History of the Peloponnesian War
Thucydides
Thucydides, Vol. 1-4. Smith, Charles Foster, translator. London and Cambridge, MA: Heinemann and Harvard University Press, 1919-1923.
And twice or three times they repulsed them; then when the Plataeans charged upon them with a great uproar, and at the same time the women and slaves on the house-tops, uttering screams and yells, kept pelting them with stones and tiles—a heavy rain too had come on during the night—they became panic-stricken and turned and fled through the city; and since most of them were unfamiliar with the thoroughfares by which they must save themselves amid the darkness and mud—for these things happened at the end of the month[*](When there would be no moon.)--, whereas their pursuers knew full well how to prevent their escape, many of them consequently perished.

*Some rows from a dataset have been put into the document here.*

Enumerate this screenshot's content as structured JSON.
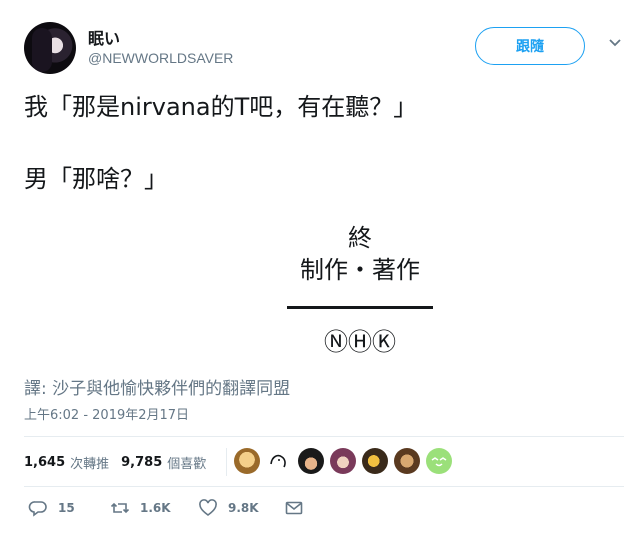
{
  "user": {
    "name": "眠い",
    "handle": "@NEWWORLDSAVER"
  },
  "follow_button": {
    "label": "跟隨"
  },
  "tweet": {
    "line1": "我「那是nirvana的T吧，有在聽？」",
    "line2": "男「那啥？」"
  },
  "end_card": {
    "title": "終",
    "credit": "制作・著作",
    "logo": "ⓃⒽⓀ"
  },
  "translation": "譯: 沙子與他愉快夥伴們的翻譯同盟",
  "timestamp": "上午6:02 - 2019年2月17日",
  "stats": {
    "retweets_count": "1,645",
    "retweets_label": "次轉推",
    "likes_count": "9,785",
    "likes_label": "個喜歡"
  },
  "actions": {
    "replies": "15",
    "retweets": "1.6K",
    "likes": "9.8K"
  },
  "colors": {
    "accent": "#1da1f2",
    "muted": "#657786",
    "divider": "#e6ecf0"
  }
}
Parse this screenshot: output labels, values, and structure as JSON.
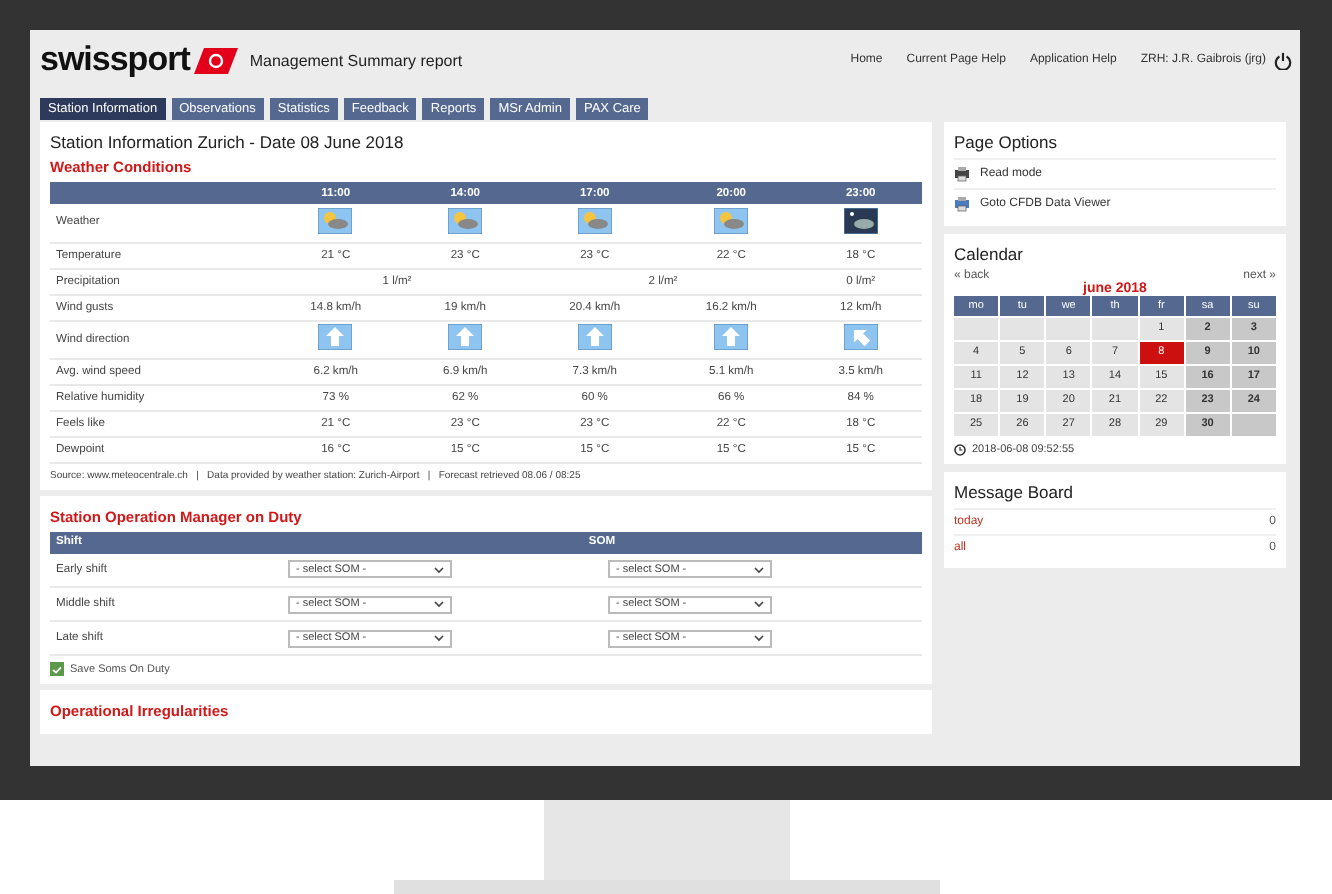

One of the Plataeans, moreover, had closed the gates by which they had entered--the only gates which had been opened--using the spike of a javelin instead of a pin to fasten the bar, so that there was no longer a way out in that direction either.
And being pursued up and down the city, some of them mounted the wall and threw themselves over, most of these perishing; others succeeded in getting out by an unguarded gate without being observed, cutting through the bar with an axe which a woman gave them—but not many, for they were soon discovered; and others got isolated in various parts of the city and were put to death.
But the greater number, those who had kept more together than the others, rushed into a large building abutting upon[*](Or, as most MSS. read, a large building . . . whose doors near by happened to be open; with Didot and Haase, a large building near the wall whose doors ... ) the wall whose doors happened to be open, thinking that the doors of the building were city-gates and that there was a passage right through to the outside.